Even highly confidential employees and the owners of a company sometimes argue with respect to
certain matters which, in no way indicates that they are partners as to each other. 35

In the instant case, we find private respondent's arguments to be well-taken. Where circumstances taken singly
may be inadequate to prove the intent to form a partnership, nevertheless, the collective effect of these
circumstances may be such as to support a finding of the existence of the parties' intent.36 Yet, in the case at
bench, even the aforesaid circumstances when taken together are not persuasive indicia of a partnership. They
only tend to show that Tan Eng Kee was involved in the operations of Benguet Lumber, but in what capacity is
unclear. We cannot discount the likelihood that as a member of the family, he occupied a niche above the rank-
and-file employees. He would have enjoyed liberties otherwise unavailable were he not kin, such as his
residence in the Benguet Lumber Company compound. He would have moral, if not actual, superiority over his
fellow employees, thereby entitling him to exercise powers of supervision. It may even be that among his duties
is to place orders with suppliers. Again, the circumstances proffered by petitioners do not provide a logical
nexus to the conclusion desired; these are not inconsistent with the powers and duties of a manager, even in a
business organized and run as informally as Benguet Lumber Company.

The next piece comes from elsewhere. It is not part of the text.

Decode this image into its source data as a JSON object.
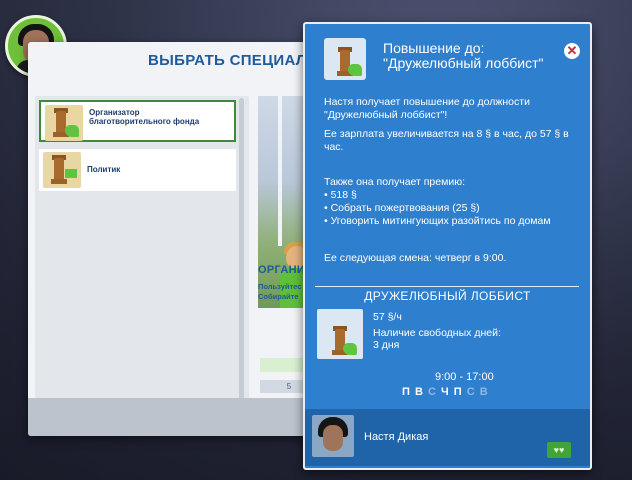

There being no partnership, it follows that there is no dissolution, winding up or liquidation to speak of. Hence,
the petition must fail.

WHEREFORE, the petition is hereby denied, and the appealed decision of the Court of Appeals is
hereby AFFIRMED in toto. No pronouncement as to costs.
SO ORDERED.
Bellosillo, Mendoza, Quisumbing and Buena, JJ ., concur.

Footnotes:
1
 Rollo, pp. 129-147.
2
 Justice Bernardo LL. Salas, ponente, with Justices Pedro A. Ramirez and Ma. Alicia Austria-Martinez,
concurring.
10
 Brusas v. Court of Appeals, 313 SCRA 176, 188 (1999); Guerrero v. Court of Appeals, 285 SCRA 670, 678
(1998); Atillo III v. Court of Appeals, 266 SCRA 596, 605-606 (1997); Mallari v. Court of Appeals, 265
SCRA 456, 461 (1996).
11
 1997 RULES OF CIVIL PROCEDURES, Rule 45, Sec. 1.
12
 Fuentes v. Court of Appeals, 268 SCRA 703, 708-709 (1997).
13
 Cf . Alicbusan v. Court of Appeals, 269 SCRA 336, 340-341 (1997).
18
 Note, however, Article 1768 of the Civil Code which provides: "The partnership has a juridical
personality separate and distinct from that of each of the partners, even in case of failure to comply with
the requirements of Article 1772, first paragraph."
19
 CIVIL CODE, Art. 1773.
20
 "A particular partnership has for its object determinate things, their use or fruits, or a specific
undertaking, or the exercise of a profession or vocation." (CIVIL CODE, Art. 1783)
21
 V.E. PARAS, CIVIL CODE OF THE PHILIPPINES ANNOTATED 546 (13th ed., 1995).
32
 1997 RULES OF CIVIL PROCEDURE, Rule 131, Sec. 3, Par. (d).
33
 Yulo v. Yang Chiao Seng, 106 Phil. 110, 117 (1959).
34
 Estanislao, Jr. vs. Court of Appeals, 160 SCRA 830, 837 (1988).
35
 Private Respondent's Memorandum, Rollo, p. 390.
36
 Evangelista, et. al. v. Collector of Internal Revenue, et al., 102 Phil. 141, 146 (1957).